Quédese en el pueblo. No se le ocurra acercarse a la granja de los Detterick, pero quiero que esté localizable cuando termine de hablar con Klaus. Si se pone nervioso, cómase un trozo de pastel en la cantina; así se quedará pegado al asiento.
Comí dos trozos en lugar de uno, y McGee tenía razón. Era lo bastante pesado para dejarme pegado al asiento.
Cuando el agente entró en la cantina y se sentó a mi lado en la barra, intenté leer sus pensamientos, pero no lo conseguí.
—¿Y bien? —pregunté.
—Acompáñeme a mi casa, hablaremos allí —dijo—. Este lugar está demasiado concurrido para mi gusto.
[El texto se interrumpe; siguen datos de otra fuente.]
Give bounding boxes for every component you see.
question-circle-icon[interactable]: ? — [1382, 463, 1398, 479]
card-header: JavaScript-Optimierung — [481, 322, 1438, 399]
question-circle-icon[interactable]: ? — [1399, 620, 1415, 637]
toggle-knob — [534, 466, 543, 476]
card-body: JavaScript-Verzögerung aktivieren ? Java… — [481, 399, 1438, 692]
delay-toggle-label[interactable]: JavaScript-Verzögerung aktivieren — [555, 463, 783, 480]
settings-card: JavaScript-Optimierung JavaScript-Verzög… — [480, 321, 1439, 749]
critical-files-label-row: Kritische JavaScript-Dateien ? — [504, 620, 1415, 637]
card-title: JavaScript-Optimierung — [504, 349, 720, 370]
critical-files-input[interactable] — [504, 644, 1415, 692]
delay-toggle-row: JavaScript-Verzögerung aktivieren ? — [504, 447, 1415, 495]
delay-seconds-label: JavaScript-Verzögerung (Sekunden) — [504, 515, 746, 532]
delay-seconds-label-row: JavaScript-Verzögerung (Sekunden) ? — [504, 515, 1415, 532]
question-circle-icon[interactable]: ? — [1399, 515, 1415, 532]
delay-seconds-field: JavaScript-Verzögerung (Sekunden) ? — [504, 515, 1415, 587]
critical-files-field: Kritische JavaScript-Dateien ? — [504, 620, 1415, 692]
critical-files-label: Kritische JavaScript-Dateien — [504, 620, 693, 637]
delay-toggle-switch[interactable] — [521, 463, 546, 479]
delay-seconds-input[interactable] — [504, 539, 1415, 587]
Mantuvimos nuestra conversación en el porche de la casa de Rob McGee. Los dos estábamos muertos de frío, pero la señora McGee no permitía fumar dentro de la casa. En ese sentido, se había adelantado a su tiempo. McGee hablaba con el tono de alguien a quien no le gusta en absoluto lo que tiene que decir.
—Eso no prueba nada y usted lo sabe, ¿verdad? —dijo poco antes de que concluyera nuestra conversación. Hablaba con tono beligerante y movía con agresividad el cigarro que él mismo había liado, pero tenía el rostro descompuesto. Ambos sabíamos que las pruebas que se presentan en un juicio no son las únicas válidas. Pensé que por primera vez en su vida el agente McGee habría preferido ser tan imbécil como su jefe.
—Lo sé —respondí.
—Y si cree que podrá conseguir una apelación basándose en este detalle, no se haga ilusiones.
John Coffey es negro, y en el condado de Trapingus no solemos dar una segunda oportunidad a los negros.
—También lo sé.
—¿Qué va a hacer entonces?
Arrojé la colilla a la calle, por encima de la verja, y me puse de pie. Me esperaba un largo y frío viaje de regreso a casa, y cuanto antes me largase, antes llegaría.
—Ojalá lo supiera, agente McGee —respondí—, pero no lo sé. Lo único que sé es que comerme la segunda ración de pastel ha sido un error.
—Le diré una cosa, listillo —dijo, siempre con tono beligerante—. Creo que no debería haber abierto la caja de Pandora.
—No fui yo quien la abrió —repuse, y me marché.
Llegué a casa muy tarde —después de medianoche—, pero mi esposa me aguardaba levantada.
Aunque esperaba que lo hiciera, me alegró verla, sentir sus brazos en mi cuello y su cuerpo firme y hermoso contra el mío.
—Hola, forastero —dijo, y me acarició la entrepierna—. Por lo visto, todo sigue bien aquí abajo.
Nuestro amigo está en plena forma.
—Sí, señora —respondí y la cogí en brazos.
La llevé al dormitorio e hicimos el amor. Fue un encuentro dulce como el azúcar, o como la miel de un panal, y cuando llegué al clímax, a esa maravillosa sensación de entrega y abandono, pensé en los ojos eternamente húmedos de John Coffey y en las palabras de Melinda Moores:
«Pensé que los dos vagábamos en la oscuridad.»
Todavía encima de mi esposa, con las piernas entrelazadas a las de ella y sus brazos alrededor de mi cuello, me eché a llorar.
—¡Paul! —exclamó, alarmada. Creo que en los años que llevábamos de casados no me había visto llorar más de dos o tres veces. Nunca había sido un hombre de lágrima fácil—. ¿Qué pasa, Paul?
—Sé todo lo que hay que saber —dije entre sollozos—. Si quieres que sea sincero contigo, creo que sé demasiado. Se supone que debo electrocutar a John Coffey en menos de una semana, pero fue William Wharton quien mató a las gemelas Detterick. Fue el Salvaje Bill.